Lily Pad 2.0

Norman the frog hanging on to the side of the blue escape shelf now in one of my ponds. (Photo by Charlotte Ekker Wiggins)

Norman the frog hanging on to the side of the blue escape shelf now in one of my ponds. (Photo by Charlotte Ekker Wiggins)

Lily Pad 2.0

One of my favorite sounds to hear in my garden is that of frogs. I love the deep resounding notes of the bullfrogs and the melodious drawn out chirping of spring peepers before they jump back into the water or hide under water lilies as I walk by.

As I was going to a yard sale last year, I spotted something I thought my frogs might use, a blue escape shelf normally placed in swimming pools. If a wild animal falls into a pool there is no way for it to swim out safely so these escape shelves are designed to attach to a pool corner for a safe exit.
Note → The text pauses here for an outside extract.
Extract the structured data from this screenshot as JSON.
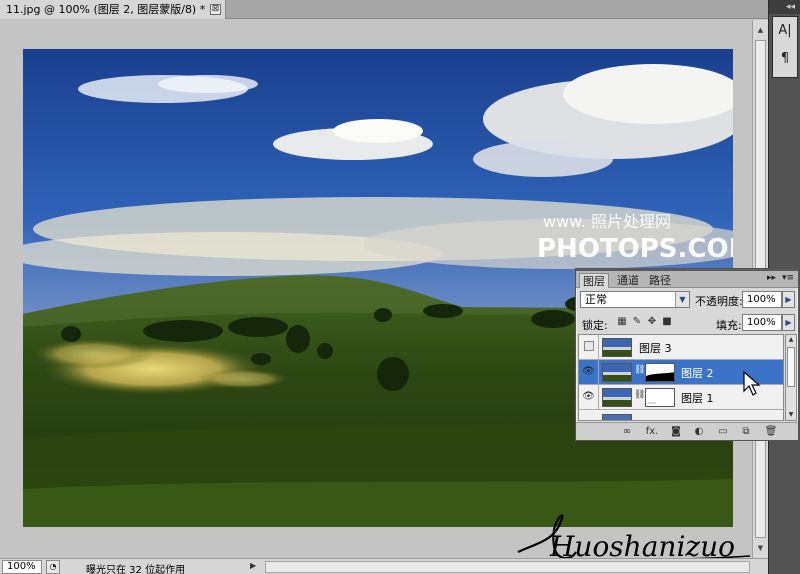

I don’t have a pool but I do have a small pond so I installed the shelf earlier this spring thinking it might come in handy if a turtle or rabbit fell in.

I now have two “frogs” in my little pond, one on each side of the tiny watering hole. (Photo by Charlotte Ekker Wiggins)

I now have two “frogs” in my little pond, one on each side of the tiny watering hole. (Photo by Charlotte Ekker Wiggins)

For the past 3 months, the escape shelf has been occupied by a young bull frog. All day, actually, from when I go out in the morning to feed the goldfish to before sunset when I wrap up garden work.

I walk by him a good few dozen times, dragging all manner of items - shovels, pick axes, boxes of plants, water in buckets, swinging the garden instruments over the pond to clear the small walking path. The frog - I have named him Norman - sits on his new blue lily pad, unflinching.

A few times he may reverse direction, or scoot up closer to the edge of the escape shelf but rarely does he jump into the pond.

This is typically how Norman spends his days in my pond, sitting on the blue escape. (Photo by Charlotte Ekker Wiggins)

This is typically how Norman spends his days in my pond, sitting on the blue escape. (Photo by Charlotte Ekker Wiggins)

I stopped the other day to say good morning as I was feeding the fish. No response. No movement, his little green back still turned towards me as he sat.

One of my cats prefers to watch a mouse game on my cell phone and birds singing on my laptop. I suppose it only makes sense that now a frog would prefer an escape shelf to the traditional lily pad.